Имея в виду впоследствии дать более точные определения, пока обозначим их так – литература для будущего и литература для настоящего. Последнюю именовали по-разному, хотя именно во второй половине XIX века ее презрительно обозначали как искусство для искусства. И, конечно, только первая, озабоченная поиском смысла жизни и будущим (России, мира, человека), вдохновленная мечтой об этом прекрасном человеке, стала визитной карточкой русской культуры, по сути дела, синонимом России в глазах не только иностранных, но и отечественных читателей. А когда век кончился и началась советская эпоха, то почти все великие русские писатели и поэты оказались подверстанными именно к ней, великой русской литературе. Пушкин, Лермонтов, Некрасов, Блок, Гоголь, Толстой, Достоевский, Чехов. Одна дружная семья, передающая эстафету в виде светильника разума по наследству, от поколения к поколению. И серьезно противопоставлять одного великого другому можно было только на частном (скажем, психологическом или эстетическом) уровне, ни в коей мере не отрицающем их принадлежность к одной традиции. А уж ставить под сомнение саму традицию и ее ценность…
За два века серьезно оспаривать ценность традиций великой русской литературы осмеливались всего несколько мыслителей, и первый среди них, конечно, Розанов. Его упреки казались и кажутся парадоксальными. Русская словесность благодаря ее особым качествам, по мнению Розанова, подменила собой жизнь. Как пишет Николай Болдырев в статье «Молитва по имени Розанов», «словотворческий экстаз и высосал соки нации. Жизнь ушла в Слово, оставшееся на полках», а жить ради слова и жить ради жизни – разнонаправленные процессы.

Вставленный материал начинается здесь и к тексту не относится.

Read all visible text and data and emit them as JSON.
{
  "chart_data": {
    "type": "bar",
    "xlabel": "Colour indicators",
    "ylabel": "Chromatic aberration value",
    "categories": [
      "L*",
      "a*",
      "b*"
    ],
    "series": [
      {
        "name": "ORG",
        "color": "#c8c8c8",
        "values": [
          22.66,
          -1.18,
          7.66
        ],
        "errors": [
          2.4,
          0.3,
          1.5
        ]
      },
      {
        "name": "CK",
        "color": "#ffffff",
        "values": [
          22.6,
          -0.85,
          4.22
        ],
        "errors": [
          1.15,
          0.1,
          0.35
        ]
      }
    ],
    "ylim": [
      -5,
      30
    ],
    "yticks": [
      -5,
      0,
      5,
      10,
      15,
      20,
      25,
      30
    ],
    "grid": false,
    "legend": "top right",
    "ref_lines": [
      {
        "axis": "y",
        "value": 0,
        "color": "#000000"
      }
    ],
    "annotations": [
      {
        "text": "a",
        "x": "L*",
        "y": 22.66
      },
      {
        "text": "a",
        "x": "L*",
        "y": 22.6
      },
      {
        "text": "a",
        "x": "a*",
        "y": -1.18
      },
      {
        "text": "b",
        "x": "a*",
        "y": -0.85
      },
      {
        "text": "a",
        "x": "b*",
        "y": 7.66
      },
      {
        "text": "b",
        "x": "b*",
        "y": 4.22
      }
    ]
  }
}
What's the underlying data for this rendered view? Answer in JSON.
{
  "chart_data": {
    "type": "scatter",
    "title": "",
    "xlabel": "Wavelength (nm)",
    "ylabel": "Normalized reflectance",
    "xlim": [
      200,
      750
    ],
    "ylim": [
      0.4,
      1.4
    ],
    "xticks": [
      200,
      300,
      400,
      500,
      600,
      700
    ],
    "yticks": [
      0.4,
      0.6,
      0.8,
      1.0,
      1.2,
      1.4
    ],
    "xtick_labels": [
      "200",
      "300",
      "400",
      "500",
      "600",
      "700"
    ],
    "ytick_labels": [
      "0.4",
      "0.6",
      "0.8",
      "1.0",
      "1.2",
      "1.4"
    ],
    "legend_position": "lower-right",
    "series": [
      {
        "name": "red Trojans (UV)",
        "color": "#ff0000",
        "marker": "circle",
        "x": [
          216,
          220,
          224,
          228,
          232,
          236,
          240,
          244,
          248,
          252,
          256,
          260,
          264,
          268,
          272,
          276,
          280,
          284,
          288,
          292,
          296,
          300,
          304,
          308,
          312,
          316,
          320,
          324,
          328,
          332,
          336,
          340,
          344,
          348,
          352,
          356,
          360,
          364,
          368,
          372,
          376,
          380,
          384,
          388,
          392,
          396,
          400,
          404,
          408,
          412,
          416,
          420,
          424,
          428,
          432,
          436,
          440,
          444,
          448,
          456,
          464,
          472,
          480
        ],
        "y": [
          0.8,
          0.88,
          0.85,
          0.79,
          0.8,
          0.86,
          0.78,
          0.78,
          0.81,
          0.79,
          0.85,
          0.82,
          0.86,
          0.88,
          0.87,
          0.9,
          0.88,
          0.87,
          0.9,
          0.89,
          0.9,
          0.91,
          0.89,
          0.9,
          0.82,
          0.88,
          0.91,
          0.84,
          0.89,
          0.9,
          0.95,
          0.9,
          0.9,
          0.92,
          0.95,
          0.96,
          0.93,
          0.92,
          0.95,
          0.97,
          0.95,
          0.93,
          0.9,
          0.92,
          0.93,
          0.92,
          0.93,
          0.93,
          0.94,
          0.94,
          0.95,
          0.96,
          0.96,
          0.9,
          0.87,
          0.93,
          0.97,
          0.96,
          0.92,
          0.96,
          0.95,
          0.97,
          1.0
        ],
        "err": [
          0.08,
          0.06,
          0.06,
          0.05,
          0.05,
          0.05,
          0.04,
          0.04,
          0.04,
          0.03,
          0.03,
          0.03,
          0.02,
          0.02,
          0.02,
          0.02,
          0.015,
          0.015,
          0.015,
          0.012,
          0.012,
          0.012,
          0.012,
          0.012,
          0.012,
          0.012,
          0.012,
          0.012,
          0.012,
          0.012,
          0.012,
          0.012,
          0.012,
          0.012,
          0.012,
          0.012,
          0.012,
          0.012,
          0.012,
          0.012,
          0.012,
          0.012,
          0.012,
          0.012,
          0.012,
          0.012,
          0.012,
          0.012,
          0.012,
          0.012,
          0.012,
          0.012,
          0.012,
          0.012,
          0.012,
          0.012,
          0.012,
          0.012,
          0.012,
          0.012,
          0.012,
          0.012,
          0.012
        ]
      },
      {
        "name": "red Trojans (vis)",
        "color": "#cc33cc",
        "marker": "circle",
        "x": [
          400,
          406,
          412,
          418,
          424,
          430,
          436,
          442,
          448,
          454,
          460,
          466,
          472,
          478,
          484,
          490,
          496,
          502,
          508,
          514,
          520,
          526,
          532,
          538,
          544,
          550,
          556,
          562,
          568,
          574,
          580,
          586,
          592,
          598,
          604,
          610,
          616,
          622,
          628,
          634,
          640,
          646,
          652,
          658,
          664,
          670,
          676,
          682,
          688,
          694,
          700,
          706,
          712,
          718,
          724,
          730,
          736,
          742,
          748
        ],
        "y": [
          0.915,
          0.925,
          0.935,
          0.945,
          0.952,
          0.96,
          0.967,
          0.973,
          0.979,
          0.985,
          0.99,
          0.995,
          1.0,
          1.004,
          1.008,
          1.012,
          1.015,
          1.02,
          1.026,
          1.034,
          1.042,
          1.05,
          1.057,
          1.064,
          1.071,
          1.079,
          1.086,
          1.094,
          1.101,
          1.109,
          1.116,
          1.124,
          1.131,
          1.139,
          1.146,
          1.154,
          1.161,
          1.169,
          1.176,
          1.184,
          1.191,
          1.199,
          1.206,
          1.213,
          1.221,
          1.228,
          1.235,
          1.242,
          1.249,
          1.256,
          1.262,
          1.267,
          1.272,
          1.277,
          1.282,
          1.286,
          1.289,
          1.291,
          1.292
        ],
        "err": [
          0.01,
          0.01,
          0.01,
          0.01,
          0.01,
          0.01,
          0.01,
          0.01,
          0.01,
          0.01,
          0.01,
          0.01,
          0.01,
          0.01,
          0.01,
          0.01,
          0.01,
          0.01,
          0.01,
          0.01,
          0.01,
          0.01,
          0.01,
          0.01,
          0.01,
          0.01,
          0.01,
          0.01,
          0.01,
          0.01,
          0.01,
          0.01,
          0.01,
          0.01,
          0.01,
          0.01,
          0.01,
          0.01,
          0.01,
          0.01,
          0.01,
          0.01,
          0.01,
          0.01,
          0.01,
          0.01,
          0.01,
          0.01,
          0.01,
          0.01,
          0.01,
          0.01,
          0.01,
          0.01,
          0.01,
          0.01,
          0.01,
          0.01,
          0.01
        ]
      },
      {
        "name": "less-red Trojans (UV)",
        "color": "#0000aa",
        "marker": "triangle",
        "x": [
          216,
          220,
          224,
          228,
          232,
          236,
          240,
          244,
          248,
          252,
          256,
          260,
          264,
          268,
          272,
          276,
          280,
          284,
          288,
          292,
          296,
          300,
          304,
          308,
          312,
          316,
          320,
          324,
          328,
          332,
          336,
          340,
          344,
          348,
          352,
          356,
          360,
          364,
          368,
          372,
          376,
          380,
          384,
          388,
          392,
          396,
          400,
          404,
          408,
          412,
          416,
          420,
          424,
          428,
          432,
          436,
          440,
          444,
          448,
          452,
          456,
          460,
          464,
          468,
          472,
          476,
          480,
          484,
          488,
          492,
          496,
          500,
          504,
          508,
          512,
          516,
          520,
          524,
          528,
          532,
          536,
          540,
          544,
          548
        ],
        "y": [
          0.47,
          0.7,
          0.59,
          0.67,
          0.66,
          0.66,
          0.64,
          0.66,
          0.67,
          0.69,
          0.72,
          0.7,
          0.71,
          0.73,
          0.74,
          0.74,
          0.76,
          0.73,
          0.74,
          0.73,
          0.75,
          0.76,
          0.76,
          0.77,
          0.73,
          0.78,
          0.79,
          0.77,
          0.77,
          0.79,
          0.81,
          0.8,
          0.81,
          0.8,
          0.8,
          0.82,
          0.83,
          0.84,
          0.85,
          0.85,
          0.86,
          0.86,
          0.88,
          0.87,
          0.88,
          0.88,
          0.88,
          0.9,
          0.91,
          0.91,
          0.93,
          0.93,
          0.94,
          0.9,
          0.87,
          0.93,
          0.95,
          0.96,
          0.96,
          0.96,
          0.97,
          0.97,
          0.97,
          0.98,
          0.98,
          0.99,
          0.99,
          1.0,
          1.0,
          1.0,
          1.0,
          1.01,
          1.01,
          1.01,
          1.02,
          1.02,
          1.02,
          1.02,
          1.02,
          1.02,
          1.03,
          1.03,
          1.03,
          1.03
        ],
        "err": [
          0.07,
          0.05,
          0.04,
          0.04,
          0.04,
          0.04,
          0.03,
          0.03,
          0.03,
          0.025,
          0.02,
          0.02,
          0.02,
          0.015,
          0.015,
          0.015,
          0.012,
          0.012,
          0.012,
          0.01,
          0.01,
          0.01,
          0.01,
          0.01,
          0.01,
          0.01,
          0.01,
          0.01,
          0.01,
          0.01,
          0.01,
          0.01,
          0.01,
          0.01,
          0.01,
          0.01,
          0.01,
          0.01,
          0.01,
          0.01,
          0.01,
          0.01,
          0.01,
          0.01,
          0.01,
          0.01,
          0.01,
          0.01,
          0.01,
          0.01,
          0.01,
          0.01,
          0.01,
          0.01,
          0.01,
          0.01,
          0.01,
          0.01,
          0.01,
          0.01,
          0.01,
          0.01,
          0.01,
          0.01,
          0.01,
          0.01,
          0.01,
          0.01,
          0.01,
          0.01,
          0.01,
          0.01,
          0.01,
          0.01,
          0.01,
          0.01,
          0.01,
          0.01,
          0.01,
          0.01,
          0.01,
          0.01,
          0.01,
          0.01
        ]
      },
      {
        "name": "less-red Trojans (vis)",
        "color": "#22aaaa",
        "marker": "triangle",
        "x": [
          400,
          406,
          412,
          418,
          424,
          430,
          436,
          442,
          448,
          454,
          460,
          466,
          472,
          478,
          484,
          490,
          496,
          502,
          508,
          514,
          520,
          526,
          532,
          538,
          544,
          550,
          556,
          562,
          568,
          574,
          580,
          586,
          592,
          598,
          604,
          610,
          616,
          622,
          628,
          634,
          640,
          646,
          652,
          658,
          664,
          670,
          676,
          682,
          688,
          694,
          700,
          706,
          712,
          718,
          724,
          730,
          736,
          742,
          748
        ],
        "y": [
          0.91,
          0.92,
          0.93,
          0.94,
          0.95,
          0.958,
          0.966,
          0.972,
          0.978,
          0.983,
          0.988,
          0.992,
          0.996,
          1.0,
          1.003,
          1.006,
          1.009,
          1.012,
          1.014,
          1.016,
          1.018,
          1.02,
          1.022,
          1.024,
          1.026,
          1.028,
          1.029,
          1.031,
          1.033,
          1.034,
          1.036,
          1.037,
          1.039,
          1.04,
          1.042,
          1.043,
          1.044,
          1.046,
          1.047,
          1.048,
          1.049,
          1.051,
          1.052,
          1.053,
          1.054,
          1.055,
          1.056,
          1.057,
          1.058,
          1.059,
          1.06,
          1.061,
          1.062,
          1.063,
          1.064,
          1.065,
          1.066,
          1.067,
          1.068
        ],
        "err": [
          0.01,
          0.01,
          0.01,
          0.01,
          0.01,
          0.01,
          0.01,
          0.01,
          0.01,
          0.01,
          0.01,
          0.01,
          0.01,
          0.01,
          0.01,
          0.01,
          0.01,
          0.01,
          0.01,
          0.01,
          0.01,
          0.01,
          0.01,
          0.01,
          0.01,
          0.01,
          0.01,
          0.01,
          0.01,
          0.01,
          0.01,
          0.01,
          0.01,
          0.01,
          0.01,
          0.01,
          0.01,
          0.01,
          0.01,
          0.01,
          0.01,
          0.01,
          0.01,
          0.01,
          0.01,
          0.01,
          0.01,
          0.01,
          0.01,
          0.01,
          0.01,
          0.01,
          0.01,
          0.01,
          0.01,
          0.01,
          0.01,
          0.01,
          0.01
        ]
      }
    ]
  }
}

Россия, саркастически писал Розанов, есть страна, населенная писателями. И великий дефект всего российского миросозерцания лежит в расторжении и отнесении на противоположные полюса кажущегося «идеальным» и кажущегося «животным». Это расторжение имеет, конечно, религиозную основу, но подпитывается и философией (так, например, для Декарта животное есть «автомат механический»); но в результате это расторжение подчинило себе и всю систему социальных практик. «Это расторжение не только губит животное в нас, т. е. “живое” и самую “жизнь”, изъяв из нее “идеал”, “свет”, “просвещение”, но и обратно: оно внесло безжизненность в наши предполагаемые “идеи”, бессочность, бескровность. И даже больше: это ввело подлог в наш “идеальный мир”, заменив в нем кровные мысли фикциями, “в которых не было бы ничего земного и грязного”, – и нет в них ничего, кроме лукавого обмана, и нас, поддающихся на этот обман, обольщаемых его “чистотою”. Мы поклоняемся пустоте; и в то же время не поклоняемая более жизнь, естественно, сперва мутнеет, потом дегенерирует…»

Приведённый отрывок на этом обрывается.